Visually, beyond the wider rear end, Porsche enthusiasts praised the new Turbo for its revised headlights. The five-in-one system created to meet production installation-time requirements suffered some interior glue problems that gave some of the units the appearance of a smashed fried egg. New fixtures were more visually appealing in every way and they appeared on all facelifted 996s, including the C4S coupes and cabriolets that appeared in 2002. These updated the engine spec as well, with new displacement of 3,596cc, accomplished by lengthening stroke from 76 millimeters to 82.8. This, along with VarioCam Plus and other changes, brought horsepower up to 320 at 6,800 rpm.
“ The basic car in Porsche could only be the 911—at that time. Because it was the heart of the company.”
— Horst Marchart
Later that year, Porsche reintroduced the Targa. Engineers had been forced to rework the system that appeared on the 993 but sometimes jammed.

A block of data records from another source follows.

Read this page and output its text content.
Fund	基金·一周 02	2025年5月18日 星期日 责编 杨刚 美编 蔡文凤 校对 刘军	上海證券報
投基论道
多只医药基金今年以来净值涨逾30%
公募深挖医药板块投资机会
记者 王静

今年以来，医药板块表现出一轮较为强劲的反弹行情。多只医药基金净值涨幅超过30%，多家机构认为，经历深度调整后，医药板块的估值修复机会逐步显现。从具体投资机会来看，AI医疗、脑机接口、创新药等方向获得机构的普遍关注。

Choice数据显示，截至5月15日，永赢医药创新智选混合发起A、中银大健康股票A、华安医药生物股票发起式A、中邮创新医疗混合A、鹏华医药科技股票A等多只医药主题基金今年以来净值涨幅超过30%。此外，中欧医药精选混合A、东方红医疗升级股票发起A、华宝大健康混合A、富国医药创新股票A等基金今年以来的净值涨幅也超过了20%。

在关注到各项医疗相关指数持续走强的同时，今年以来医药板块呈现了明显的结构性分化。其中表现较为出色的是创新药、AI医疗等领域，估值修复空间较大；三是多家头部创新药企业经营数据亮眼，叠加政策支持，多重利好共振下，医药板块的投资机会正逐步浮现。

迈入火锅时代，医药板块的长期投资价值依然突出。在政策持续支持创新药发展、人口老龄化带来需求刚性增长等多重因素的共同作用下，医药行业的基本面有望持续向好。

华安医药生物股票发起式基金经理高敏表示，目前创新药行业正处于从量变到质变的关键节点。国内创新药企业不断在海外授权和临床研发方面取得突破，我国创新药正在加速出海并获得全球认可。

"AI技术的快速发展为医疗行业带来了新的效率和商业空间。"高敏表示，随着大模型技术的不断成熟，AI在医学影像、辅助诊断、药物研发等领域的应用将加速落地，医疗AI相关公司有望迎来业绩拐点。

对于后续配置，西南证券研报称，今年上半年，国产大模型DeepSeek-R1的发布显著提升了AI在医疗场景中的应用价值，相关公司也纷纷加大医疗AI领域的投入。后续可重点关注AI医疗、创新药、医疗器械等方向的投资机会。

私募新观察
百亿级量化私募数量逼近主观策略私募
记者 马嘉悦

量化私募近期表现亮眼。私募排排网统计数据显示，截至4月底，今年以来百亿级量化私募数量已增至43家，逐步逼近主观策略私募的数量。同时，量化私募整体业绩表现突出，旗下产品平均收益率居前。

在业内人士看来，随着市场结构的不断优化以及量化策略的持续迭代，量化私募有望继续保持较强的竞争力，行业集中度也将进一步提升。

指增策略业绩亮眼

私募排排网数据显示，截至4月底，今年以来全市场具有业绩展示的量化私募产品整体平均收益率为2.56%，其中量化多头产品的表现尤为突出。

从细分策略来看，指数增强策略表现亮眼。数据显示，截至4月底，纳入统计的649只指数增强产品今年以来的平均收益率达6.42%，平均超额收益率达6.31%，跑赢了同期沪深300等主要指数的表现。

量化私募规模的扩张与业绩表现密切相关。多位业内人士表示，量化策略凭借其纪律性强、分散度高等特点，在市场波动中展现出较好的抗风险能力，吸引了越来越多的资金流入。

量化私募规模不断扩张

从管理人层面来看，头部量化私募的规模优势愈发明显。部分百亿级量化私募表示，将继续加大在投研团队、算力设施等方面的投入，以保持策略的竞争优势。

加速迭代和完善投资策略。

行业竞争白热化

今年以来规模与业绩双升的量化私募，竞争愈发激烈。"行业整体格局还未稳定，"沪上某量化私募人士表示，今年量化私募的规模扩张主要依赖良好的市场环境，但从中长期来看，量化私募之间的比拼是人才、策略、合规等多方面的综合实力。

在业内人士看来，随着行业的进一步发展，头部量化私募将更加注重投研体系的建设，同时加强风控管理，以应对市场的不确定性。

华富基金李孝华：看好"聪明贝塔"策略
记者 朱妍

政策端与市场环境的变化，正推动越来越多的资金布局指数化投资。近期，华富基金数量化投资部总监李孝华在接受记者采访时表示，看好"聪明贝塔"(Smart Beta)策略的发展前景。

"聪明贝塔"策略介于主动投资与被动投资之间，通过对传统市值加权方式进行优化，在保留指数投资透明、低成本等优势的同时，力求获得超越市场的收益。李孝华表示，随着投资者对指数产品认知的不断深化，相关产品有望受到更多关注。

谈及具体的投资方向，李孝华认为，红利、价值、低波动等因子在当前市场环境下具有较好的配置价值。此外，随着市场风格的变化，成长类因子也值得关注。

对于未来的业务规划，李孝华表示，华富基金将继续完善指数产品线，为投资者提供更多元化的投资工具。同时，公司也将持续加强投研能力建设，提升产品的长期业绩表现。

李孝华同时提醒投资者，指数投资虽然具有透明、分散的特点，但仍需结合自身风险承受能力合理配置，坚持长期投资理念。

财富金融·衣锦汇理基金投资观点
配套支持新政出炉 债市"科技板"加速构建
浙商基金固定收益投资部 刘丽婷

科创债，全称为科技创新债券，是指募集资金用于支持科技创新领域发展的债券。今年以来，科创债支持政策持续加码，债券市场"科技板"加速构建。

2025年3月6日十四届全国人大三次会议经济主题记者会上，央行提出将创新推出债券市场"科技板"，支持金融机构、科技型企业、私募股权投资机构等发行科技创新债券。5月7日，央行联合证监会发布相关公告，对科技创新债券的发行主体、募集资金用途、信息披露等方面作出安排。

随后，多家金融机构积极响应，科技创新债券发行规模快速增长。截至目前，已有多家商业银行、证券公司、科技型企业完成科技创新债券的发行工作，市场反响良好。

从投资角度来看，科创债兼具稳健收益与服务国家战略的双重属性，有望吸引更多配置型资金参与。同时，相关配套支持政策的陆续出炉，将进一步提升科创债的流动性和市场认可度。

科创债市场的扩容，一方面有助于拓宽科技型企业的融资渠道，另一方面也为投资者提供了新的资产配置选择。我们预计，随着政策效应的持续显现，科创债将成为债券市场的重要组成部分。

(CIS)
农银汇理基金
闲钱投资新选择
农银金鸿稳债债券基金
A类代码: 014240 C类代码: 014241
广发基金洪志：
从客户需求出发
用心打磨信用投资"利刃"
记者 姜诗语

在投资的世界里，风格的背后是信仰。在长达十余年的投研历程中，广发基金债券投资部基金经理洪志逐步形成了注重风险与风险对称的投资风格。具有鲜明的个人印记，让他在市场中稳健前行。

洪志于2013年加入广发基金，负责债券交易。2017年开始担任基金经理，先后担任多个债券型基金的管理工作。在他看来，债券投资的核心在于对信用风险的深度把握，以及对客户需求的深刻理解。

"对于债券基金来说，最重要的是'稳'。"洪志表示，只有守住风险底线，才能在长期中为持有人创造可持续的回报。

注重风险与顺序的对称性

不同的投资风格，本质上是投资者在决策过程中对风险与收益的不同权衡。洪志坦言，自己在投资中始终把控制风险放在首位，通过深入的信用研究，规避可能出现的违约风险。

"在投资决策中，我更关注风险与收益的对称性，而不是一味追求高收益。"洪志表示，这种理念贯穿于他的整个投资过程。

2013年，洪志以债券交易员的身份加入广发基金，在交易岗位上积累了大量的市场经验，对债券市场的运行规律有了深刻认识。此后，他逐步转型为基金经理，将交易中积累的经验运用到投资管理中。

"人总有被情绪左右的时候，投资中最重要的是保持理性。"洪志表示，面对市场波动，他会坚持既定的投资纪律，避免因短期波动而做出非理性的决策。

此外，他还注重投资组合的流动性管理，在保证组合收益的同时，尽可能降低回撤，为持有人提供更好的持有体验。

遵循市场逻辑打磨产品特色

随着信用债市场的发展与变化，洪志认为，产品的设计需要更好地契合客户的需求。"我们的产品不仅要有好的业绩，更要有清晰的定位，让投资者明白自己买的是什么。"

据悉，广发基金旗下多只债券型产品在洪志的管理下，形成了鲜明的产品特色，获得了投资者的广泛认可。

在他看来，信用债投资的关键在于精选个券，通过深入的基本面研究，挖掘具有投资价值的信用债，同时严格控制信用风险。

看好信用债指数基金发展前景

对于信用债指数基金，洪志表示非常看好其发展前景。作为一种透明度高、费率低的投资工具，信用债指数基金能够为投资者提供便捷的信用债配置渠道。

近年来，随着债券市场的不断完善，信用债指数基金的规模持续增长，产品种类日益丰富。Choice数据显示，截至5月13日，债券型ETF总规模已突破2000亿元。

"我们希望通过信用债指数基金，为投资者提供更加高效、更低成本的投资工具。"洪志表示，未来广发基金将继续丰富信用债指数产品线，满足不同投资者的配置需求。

Instead of welding the Targa assembly on top of the Cabrio body, now a robot inserted the entire structure into the interior through the windshield frame of a reinforced (but decapitated) coupe so attachment grew stronger when highspeed driving generated lift.
In the summer of 2003, Porsche again celebrated an anniversary, commemorating this time forty years of 911 engineering, design, and production since the 1963 Frankfurt introduction. The 40th Anniversary 911, painted in GT Silver, arrived on a C2 platform with a specially tuned engine delivering 345 horsepower. Production ran to 1,963 cars and it heralded the coming of the next generation of water-cooled cars that began to appear within months.
As the 50th anniversary of the 911 approached, Marchart took another look back at the 996 in late 2012. “I am sure that if we were not in that crisis,” he said, “nobody would have given me the release to change the air-cooled engine to water-cooled. We were very proud because we were able to bring a new car to market without the help from VW or from Daimler. And we had this goal from the beginning, that the 996 will be a better car than the 993. If we had not made a better car, then there would be discussions in the house and in the press: Why did you make a new car if it’s not a better car?”